Download rules in PDF here
Runebound vs Talisman
Talisman is a fantasy adventure game. You choose your character from a massive list of heroes, monsters, thieves, wizards, etc. Your goal is to complete the Talisman Quest and break into the inner world (escape from the outer world). Runebound gives you more freedom in where you can go.
Talisman is very much luck-based.
Runebound vs BattleLore
BattleLore puts history and fantasy together. Goblins and Dwarves participate in the Hundred Years War. Again, you choose your helpers from a spectacular range: Clerics, Warriors, Rogues, and Wizards.

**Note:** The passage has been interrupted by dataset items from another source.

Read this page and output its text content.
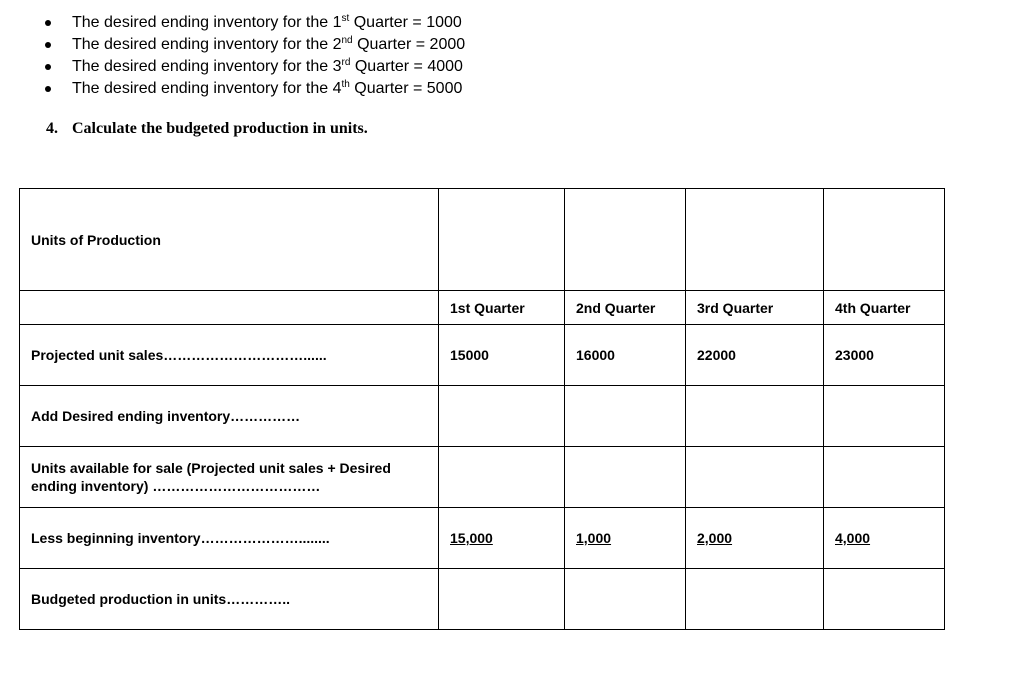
The desired ending inventory for the 1st Quarter = 1000
The desired ending inventory for the 2nd Quarter = 2000
The desired ending inventory for the 3rd Quarter = 4000
The desired ending inventory for the 4th Quarter = 5000
4. Calculate the budgeted production in units.
Units of Production				
	1st Quarter	2nd Quarter	3rd Quarter	4th Quarter
Projected unit sales…………………………......	15000	16000	22000	23000
Add Desired ending inventory……………				
Units available for sale (Projected unit sales + Desired ending inventory) ………………………………				
Less beginning inventory…………………........	15,000	1,000	2,000	4,000
Budgeted production in units…………..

BattleLore is a game for two.
Q: Are there any expansions for Runebound (Third Edition)?
A: No, not yet. But the first edition has one expansion – Runebound: Shadows of Margath (First Edition). And the second edition has tons of expansions you can enjoy!
Q: Is there an errata for Runebound (Third Edition)?
A: No, there is not.
Q: Does Runebound (Third Edition) support solo play?
A: No, there are no official rules to provide solo play. Maybe later on, FFG will release an expansion for solo players.
Q: Is there an app to play Runebound (Third Edition) on PC, iOS, or Android?
A: No, there isn’t.
Runebound (Third Edition) is a colorful adventure fantasy game. It could become the gem of your gaming collection!
Its rules are relatively easy but if you are looking for a game where you can apply your strategic thinking, there is something to think about in Runebound (Third Edition). Every turn, you have to choose three actions you will take. Choosing wisely will lead you to victory over your friends and evil monsters!